I also consider to a significant extent, non scientists can rightly comment on climate science since to a large extent it is a matter of commonsense and we all recognise GIGO. For example, one does not have to be a scientific genius to review temperature logs, see trends and question the need/relevance of any adjustment to the raw data. Likewise, any one can comment upon siting issues. They same applies to general observations about proxy evidence and the efficacy of so called peer review.
Of course climate science is very wide. Scientists operating in other areas/disciplines can rightly comment upon the extent to which the ordinary rigours of scientific principle are being applied to climate science. Even those from the quasi arts (eg., classics, classics and archaeology) can comment upon the past and how man was affected/benefitted.
If most people accept as a general premise that the climate is changing but the issue is whether this be natural or anthropogenic, then one does not need to be a scientist to add to the debate on what if any action should be taken to address the change. My own view is that we have gone totally off the rails in seeking to halt the change rather than to concentrate on reacting to the change if and only if the change has demonstratable adverse consequences. My own view is that for the main part a warmer climate will be a good thing but for a few local areas it may have a negative impact which negative effect should be addressed if it truly proves to cause problem In other words I do not accept the catastrophic scenarios and I would like to see much more evidence showing the realistic consequence of climate change.
In fact any one with a forensic mind can usefully add to the debate and it is conceivable that such persons may be better able to see the wood for the trees.
Thomas Fuller, you don’t get it.
The UN IPCC is pushing policies not climate science.
They are pushing policies to give the strong hand to a political elite providing them absolute power to regulate every detailed aspect of our world.
It doesn’t matter to me if such an organizations crooks up climate science or any other human related impact on this world.
I simply reject the entire initiative and the organization involved.
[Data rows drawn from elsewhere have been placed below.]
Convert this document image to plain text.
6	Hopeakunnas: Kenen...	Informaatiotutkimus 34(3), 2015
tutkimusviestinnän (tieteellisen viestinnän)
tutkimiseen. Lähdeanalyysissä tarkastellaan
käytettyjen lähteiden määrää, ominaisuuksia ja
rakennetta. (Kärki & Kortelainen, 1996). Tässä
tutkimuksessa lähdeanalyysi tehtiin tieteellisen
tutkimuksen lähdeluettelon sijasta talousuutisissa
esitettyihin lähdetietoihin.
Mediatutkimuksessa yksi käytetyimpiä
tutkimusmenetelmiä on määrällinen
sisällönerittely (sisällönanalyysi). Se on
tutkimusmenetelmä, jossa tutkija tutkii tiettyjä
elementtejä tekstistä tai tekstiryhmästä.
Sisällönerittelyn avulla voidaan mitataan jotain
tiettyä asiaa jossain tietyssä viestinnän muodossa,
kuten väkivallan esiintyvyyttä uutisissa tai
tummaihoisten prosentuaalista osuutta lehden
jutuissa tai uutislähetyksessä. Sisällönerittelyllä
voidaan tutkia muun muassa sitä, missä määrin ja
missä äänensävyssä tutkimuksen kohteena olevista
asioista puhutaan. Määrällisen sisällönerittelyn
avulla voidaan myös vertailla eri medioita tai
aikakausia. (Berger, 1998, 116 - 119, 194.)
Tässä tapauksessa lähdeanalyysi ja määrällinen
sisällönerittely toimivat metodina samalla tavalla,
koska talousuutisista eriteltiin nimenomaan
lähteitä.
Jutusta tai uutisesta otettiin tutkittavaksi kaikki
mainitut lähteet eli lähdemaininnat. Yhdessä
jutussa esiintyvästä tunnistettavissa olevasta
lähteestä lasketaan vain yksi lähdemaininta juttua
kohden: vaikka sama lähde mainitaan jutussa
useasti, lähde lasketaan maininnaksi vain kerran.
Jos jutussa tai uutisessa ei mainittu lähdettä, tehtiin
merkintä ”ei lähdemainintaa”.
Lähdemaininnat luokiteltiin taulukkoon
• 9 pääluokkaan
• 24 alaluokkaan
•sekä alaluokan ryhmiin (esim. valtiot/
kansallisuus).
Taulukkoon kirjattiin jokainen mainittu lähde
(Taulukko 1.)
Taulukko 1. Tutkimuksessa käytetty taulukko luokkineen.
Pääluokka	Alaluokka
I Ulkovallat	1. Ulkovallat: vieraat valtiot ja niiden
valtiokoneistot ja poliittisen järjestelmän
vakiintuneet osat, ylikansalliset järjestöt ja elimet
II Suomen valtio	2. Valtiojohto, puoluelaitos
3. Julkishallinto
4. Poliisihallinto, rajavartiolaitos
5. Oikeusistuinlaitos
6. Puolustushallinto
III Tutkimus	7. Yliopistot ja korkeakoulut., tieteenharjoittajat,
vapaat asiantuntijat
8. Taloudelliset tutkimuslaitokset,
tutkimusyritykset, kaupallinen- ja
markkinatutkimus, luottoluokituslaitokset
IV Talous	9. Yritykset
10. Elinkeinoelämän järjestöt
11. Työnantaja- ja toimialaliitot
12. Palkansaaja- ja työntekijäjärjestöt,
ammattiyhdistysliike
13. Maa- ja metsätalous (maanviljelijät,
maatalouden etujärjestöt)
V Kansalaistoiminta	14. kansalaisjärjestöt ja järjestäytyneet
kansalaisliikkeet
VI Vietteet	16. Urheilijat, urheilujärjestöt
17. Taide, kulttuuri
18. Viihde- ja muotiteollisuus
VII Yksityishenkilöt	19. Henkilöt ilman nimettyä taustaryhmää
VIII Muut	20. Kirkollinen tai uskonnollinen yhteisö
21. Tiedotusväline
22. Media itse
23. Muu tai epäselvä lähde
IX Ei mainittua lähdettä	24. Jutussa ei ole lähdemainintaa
And if you intend to live your future life in freedom, I advise you to do the same.
The one disagreement I would make with your statement is:
“First, the basics are pretty well understood. CO2 should cause about a 1.5 to 2.1 degree Celsius rise in temperatures if we double its concentration in our atmosphere. ”
The “scientific” evidence behind this relies on massive climate forcings to cause 1.5 to 2.1 degrees. CO2 alone will cause less then a tenth of one degree, because of the fact that CO2 to Temperature is a logarithmic relationship, and we are right now well beyond the saturation point. The first 20-40 ppm contribute over half of CO2’s warming effect.
Evidence for my statement: http://wattsupwiththat.files.wordpress.com/2010/03/heating_effect_of_co2.png
This among other “scientific facts” That are always assumed at the beginning of an argument are the greatest reason that there is so much belief in a theory that has little empirical evidence to support. In fact, virtually all of the empirical evidence points to some outside source forcing climate change and CO2 merely reacting as the oceans warm or cool.
SO until and unless scientists can use empirical evidence to prove that climate forcings will increase the effect CO2 has by roughly 2000%, the idea that CO2 is the cause is not even close to being proven. Anyone can prove anything given a computer and allowed to generate code with your desired result in mind.
Anybody with the power of conscious cerebration knows there must be huge uncertainties associated with such a vast and complex system as the earth’s climate on land, sea and in the atmosphere.
Thus, we are angered to be told ‘the debate is over’, especially as that statement appears to us to be made usually by people who lack the critical abilities referred to above, and who are either mindlessly following or malevolently driving an illogical and emotional crusade to an alarmism-ruined future.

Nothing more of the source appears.